The infrastructure of yesterday simply won’t cut it. Traditional data centres are being upgraded and expanded to support AI’s computational needs. Google has cautioned that without significant investment in infrastructure, particularly data centres, some countries risk falling behind.

While software advancements often make headlines, the hardware and energy resources required for AI infrastructure are under increasing scrutiny. Mining.com reports that BHP Group, one of the world’s largest mining companies, recently warned that the surge in demand for AI will worsen global shortages of copper, a key material in AI hardware and data centres. AI-driven infrastructure projects require extensive copper wiring for power generation and transmission, particularly for advanced data centres. The copper shortage will increase costs and potentially slow down AI infrastructure deployment, especially in developing nations with limited access to these materials.

Energy demand is also rising sharply. AI systems consume significant energy during both training and deployment. Data centres powering AI use more energy than traditional cloud computing facilities. This increased energy demand is leading to greater scrutiny over the location and power sources.

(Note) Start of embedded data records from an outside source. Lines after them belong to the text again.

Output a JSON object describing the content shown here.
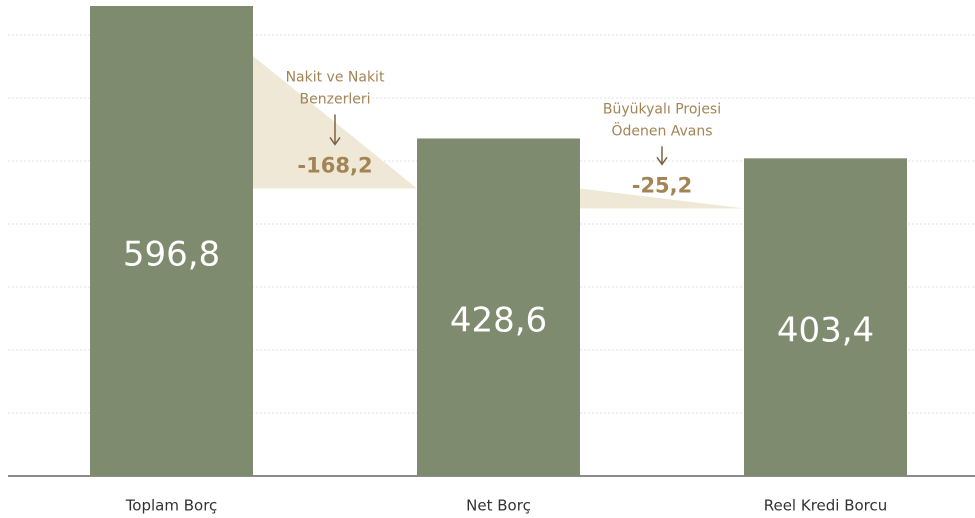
{
  "chart_data": {
    "type": "waterfall",
    "categories": [
      "Toplam Borç",
      "Net Borç",
      "Reel Kredi Borcu"
    ],
    "values": [
      596.8,
      428.6,
      403.4
    ],
    "value_labels": [
      "596,8",
      "428,6",
      "403,4"
    ],
    "color": "#7f8b6f",
    "changes": [
      {
        "value": -168.2,
        "label": "-168,2",
        "annotation": [
          "Nakit ve Nakit",
          "Benzerleri"
        ]
      },
      {
        "value": -25.2,
        "label": "-25,2",
        "annotation": [
          "Büyükyalı Projesi",
          "Ödenen Avans"
        ]
      }
    ],
    "change_color": "#efe8d6",
    "ylim": [
      0,
      600
    ],
    "yticks": [
      0,
      80,
      160,
      240,
      320,
      400,
      480,
      560
    ],
    "grid": true
  }
}
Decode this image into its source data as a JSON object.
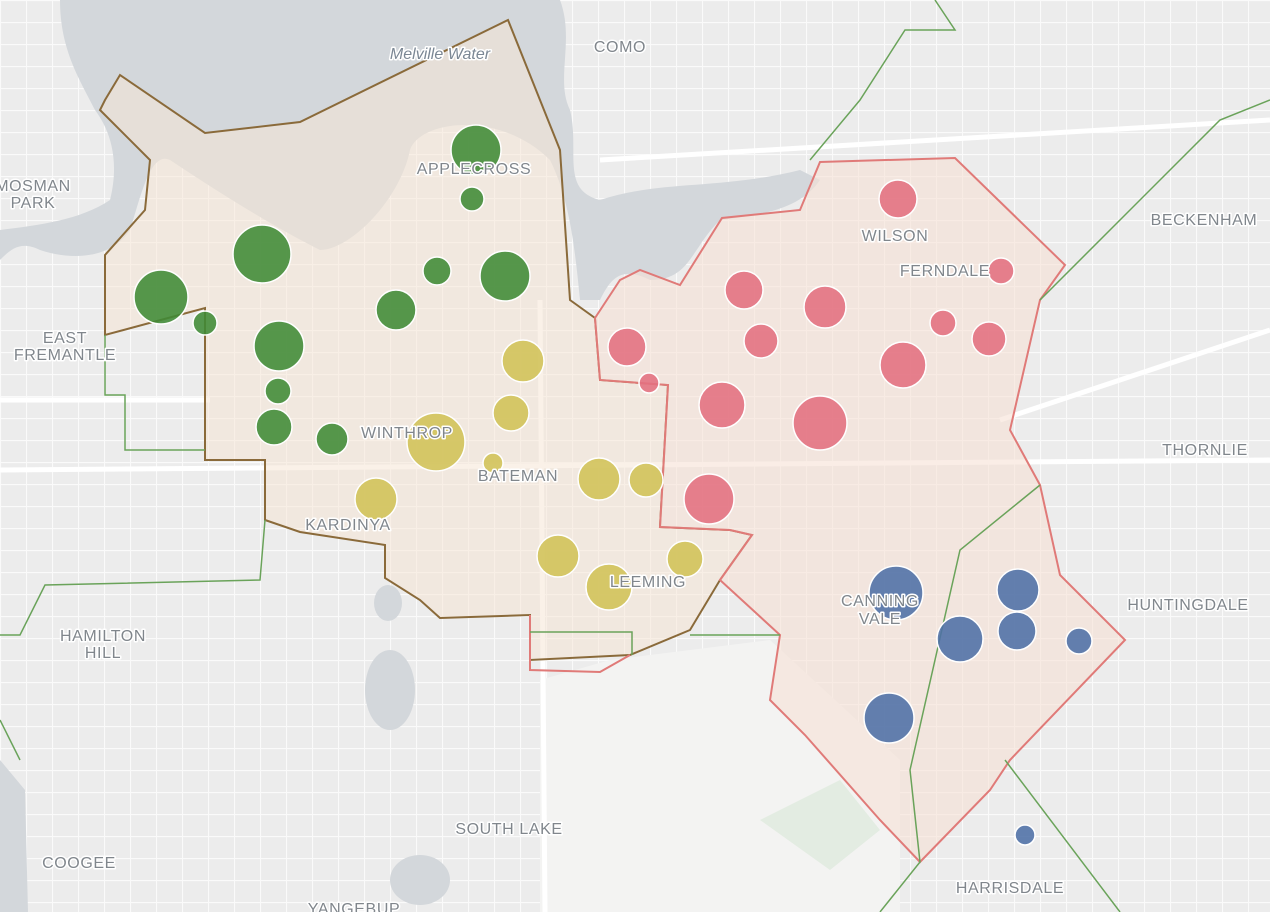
{
  "map": {
    "labels": [
      "Melville Water",
      "COMO",
      "APPLECROSS",
      [
        "MOSMAN",
        "PARK"
      ],
      "BECKENHAM",
      "WILSON",
      "FERNDALE",
      [
        "EAST",
        "FREMANTLE"
      ],
      "WINTHROP",
      "BATEMAN",
      "THORNLIE",
      "KARDINYA",
      "HUNTINGDALE",
      [
        "CANNING",
        "VALE"
      ],
      "LEEMING",
      [
        "HAMILTON",
        "HILL"
      ],
      "SOUTH LAKE",
      "COOGEE",
      "HARRISDALE",
      "YANGEBUP"
    ]
  }
}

US leadership has recognised the need for rapid investment in AI infrastructure to maintain its competitive edge. The Biden administration recently hosted a roundtable with leading tech firms to explore policies supporting AI development, particularly in terms of infrastructure. Business Insider highlighted that America is ready to “go big” on AI infrastructure, showing its intention to solidify its leadership position in the global AI race.

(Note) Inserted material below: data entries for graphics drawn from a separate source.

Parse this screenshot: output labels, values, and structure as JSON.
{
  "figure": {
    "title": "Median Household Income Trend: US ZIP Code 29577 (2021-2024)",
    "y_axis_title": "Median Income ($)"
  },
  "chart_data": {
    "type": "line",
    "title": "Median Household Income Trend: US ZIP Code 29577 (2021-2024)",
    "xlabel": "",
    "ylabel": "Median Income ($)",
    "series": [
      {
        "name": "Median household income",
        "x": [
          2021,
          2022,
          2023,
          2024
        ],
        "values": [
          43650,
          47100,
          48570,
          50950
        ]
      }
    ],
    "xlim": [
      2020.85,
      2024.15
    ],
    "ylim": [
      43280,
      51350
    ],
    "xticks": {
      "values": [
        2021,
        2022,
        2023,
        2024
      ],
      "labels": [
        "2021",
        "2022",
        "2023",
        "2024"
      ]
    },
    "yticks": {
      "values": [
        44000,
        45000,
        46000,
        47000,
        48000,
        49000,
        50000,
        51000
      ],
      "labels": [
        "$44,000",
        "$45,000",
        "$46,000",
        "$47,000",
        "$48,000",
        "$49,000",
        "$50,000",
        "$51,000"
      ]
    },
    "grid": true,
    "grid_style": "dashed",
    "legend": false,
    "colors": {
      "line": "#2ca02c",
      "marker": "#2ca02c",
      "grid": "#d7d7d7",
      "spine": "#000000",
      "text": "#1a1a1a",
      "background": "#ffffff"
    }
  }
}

While the US is making bold moves in AI infrastructure, the UK’s position is less certain. Google has warned that the UK risks being left behind without significant improvements in its data centre infrastructure. Without rapid advancements in this area, the UK could face a skills and technology gap, limiting its ability to compete globally. The European Union faces similar challenges, which could lead to a fragmented AI infrastructure landscape across the continent if not addressed in a coordinated way.

Takeaways: AI’s demands extend beyond technical aspects. As models like OpenAI’s o1 hint at potential software and data progress, the constraints shift to political, economic, and environmental factors. From copper shortages affecting supply chains to the strategic investments needed for next-generation data centres, AI infrastructure is becoming a key issue in the global tech race.